Disclaimer: Bernardo Pires de Lima, investigador do Instituto Português de Relações Internacionais da Universidade Nova de Lisboa.
Os conteúdos e opiniões expressos neste texto são da exclusiva responsabilidade do seu autor, nunca vinculando ou responsabilizando instituições às quais esteja associado.

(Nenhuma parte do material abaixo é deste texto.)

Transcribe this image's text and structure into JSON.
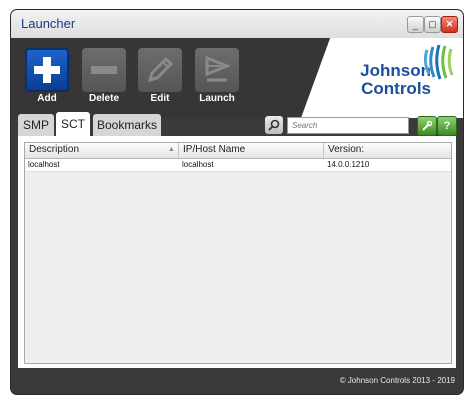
{
  "window": {
    "title": "Launcher"
  },
  "toolbar": {
    "add_label": "Add",
    "delete_label": "Delete",
    "edit_label": "Edit",
    "launch_label": "Launch"
  },
  "logo": {
    "line1": "Johnson",
    "line2": "Controls"
  },
  "tabs": [
    {
      "label": "SMP"
    },
    {
      "label": "SCT"
    },
    {
      "label": "Bookmarks"
    }
  ],
  "active_tab": "SCT",
  "search": {
    "placeholder": "Search"
  },
  "table": {
    "columns": [
      "Description",
      "IP/Host Name",
      "Version:"
    ],
    "rows": [
      [
        "localhost",
        "localhost",
        "14.0.0.1210"
      ]
    ]
  },
  "footer": {
    "copyright": "© Johnson Controls 2013 - 2019"
  },
  "colors": {
    "accent": "#1d63c9",
    "brand": "#1b4f9c",
    "chrome": "#3a3a3a"
  }
}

Bernardo Pires de Lima nasceu em Lisboa em 1979. É investigador no Instituto Português de Relações Internacionais da Universidade Nova de Lisboa, analista de política internacional na RTP e Antena 1, consultor político do Presidente da República, presidente do Conselho de Curadores da Fundação Luso-Americana para o Desenvolvimento, e ensaísta, tendo publicado, entre outros, A Síria em Pedaços, Putinlândia, Portugal e o Atlântico, O Lado B da Europa e Portugal na Era dos Homens Fortes. Foi visiting fellow no Center for Transatlantic Relations da Universidade Johns Hopkins, em Washington DC, investigador associado no Instituto da Defesa Nacional, colunista do Diário de Notícias e analista na TVI. Entre 2017 e 2020 liderou a área de risco político e foresight na FIRMA, uma consultora de investimentos exclusivamente portuguesa. Viveu em Itália, na Alemanha e nos EUA, mas é a Portugal que volta sempre.